Per ora l'aumento dei prezzi è conseguenza prevedibile e naturale: 1° della forte svalutazione portata dai governi a numerose monete; 2° delle formidabili spese precauzionali belliche. Ed oggi la guerra ha un caratteri cosi tipicamente "industriale" che sono poche le materie prime, semilavorate, finite e i prodotti del suolo che non concorrono al fabbisogno di un conflitto in grande stile.
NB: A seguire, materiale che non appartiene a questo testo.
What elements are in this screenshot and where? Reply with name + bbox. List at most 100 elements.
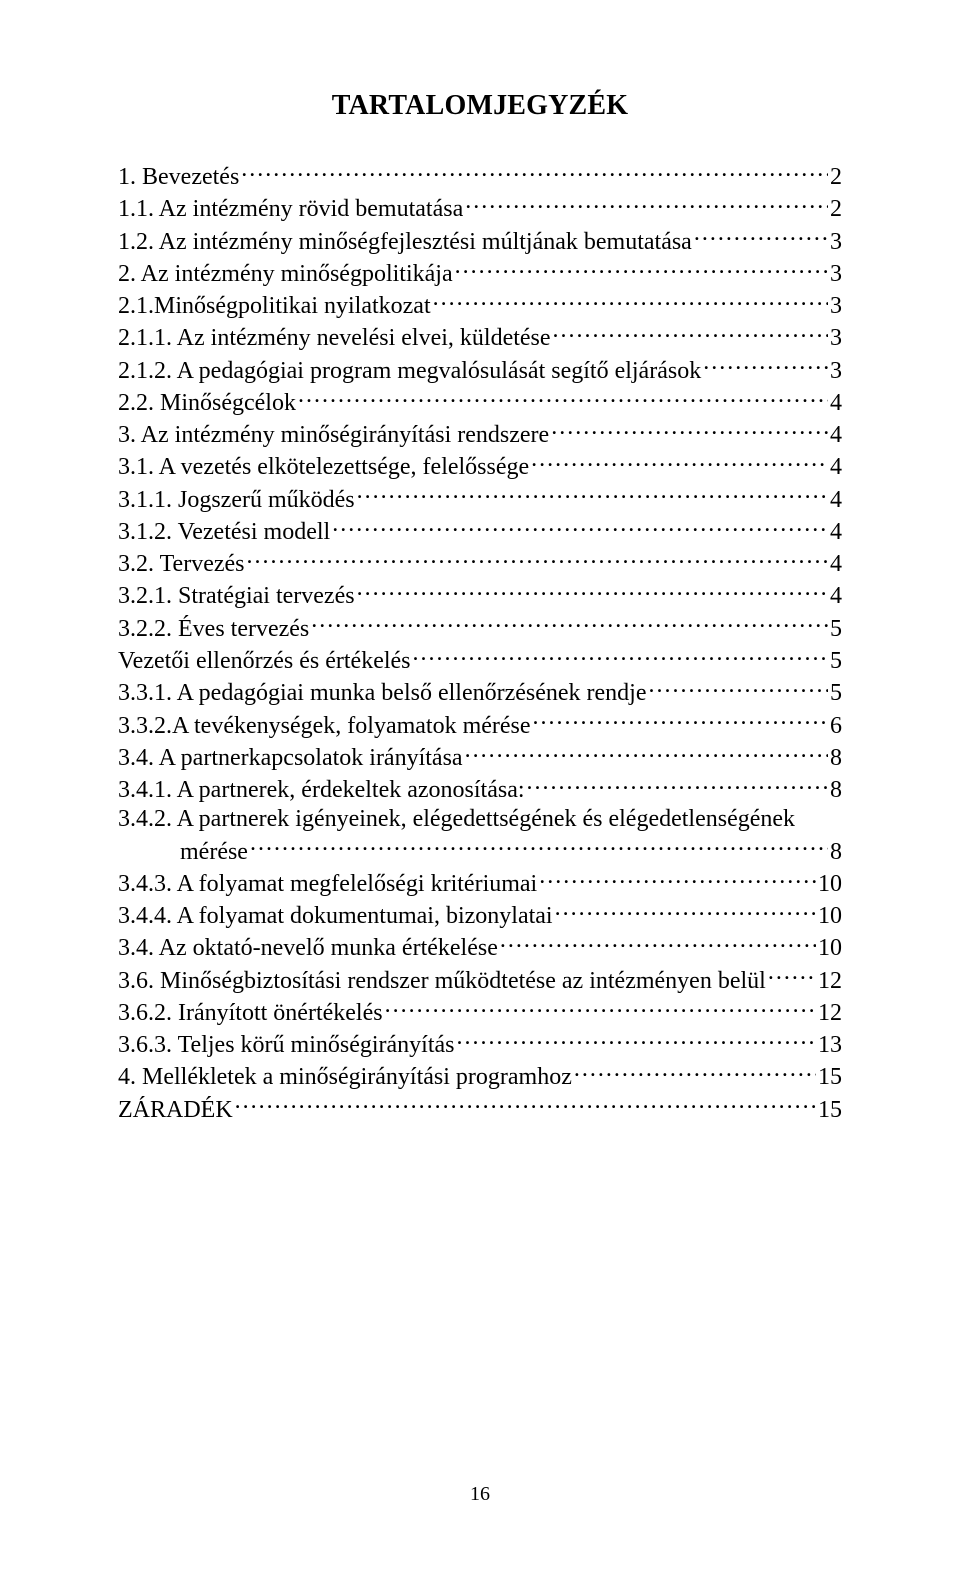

Questa semplice constatazione viene confermata anche dall'andamento dei numeri-indici dei prezzi.
Se guardiamo, ad esempio, alla Francia - paese la cui economia è molto equilibrata fra industria ed agricoltura - vediamo che, alla fine del gennaio 1937, l'indice dei prezzi pei generi alimentari era cresciuto, rispetto al luglio 1936, del 4%, di fronte ad un incremento del 30% nei generi industriali; e quest'ultimo scarto in più coincideva con lo sviluppo marcato della produzione industriale stessa nel secondo semestre 1936, accentuatosi nel gennaio 1937.
Tale incremento appariva massimo nella meccanica, nel ferro e acciaio, miniere, gomme, motori.
Ora questo è il punto essenziale da studiare. perché se è un "boom" che proviene da un movimento ciclico delle congiuntura, si sviluppa e poi ai esaurisce in se stesso, senza provocare importanti fenomeni monetari.
Ma se il "boom" di carattere internazionale deriva essenzialmente e direttamente da spese pubbliche sostenute per armamenti, cioè per necessità di difesa di fronte alle quali non ci si può né arrestare, né recedere, gli elementi normali del prezzo e della conseguente reazione dei consumi non giocano più, e quindi il movimento generale può proseguire a lungo, e i mezzi di pagamento verranno sempre trovati, a costo di nuove inflazioni, diverse da Stato e Stato, senza potersi preoccupare dell'equilibrio instabile che esse creano. E allora, cosa ne avverrebbe del tentativo degli "allineamenti"?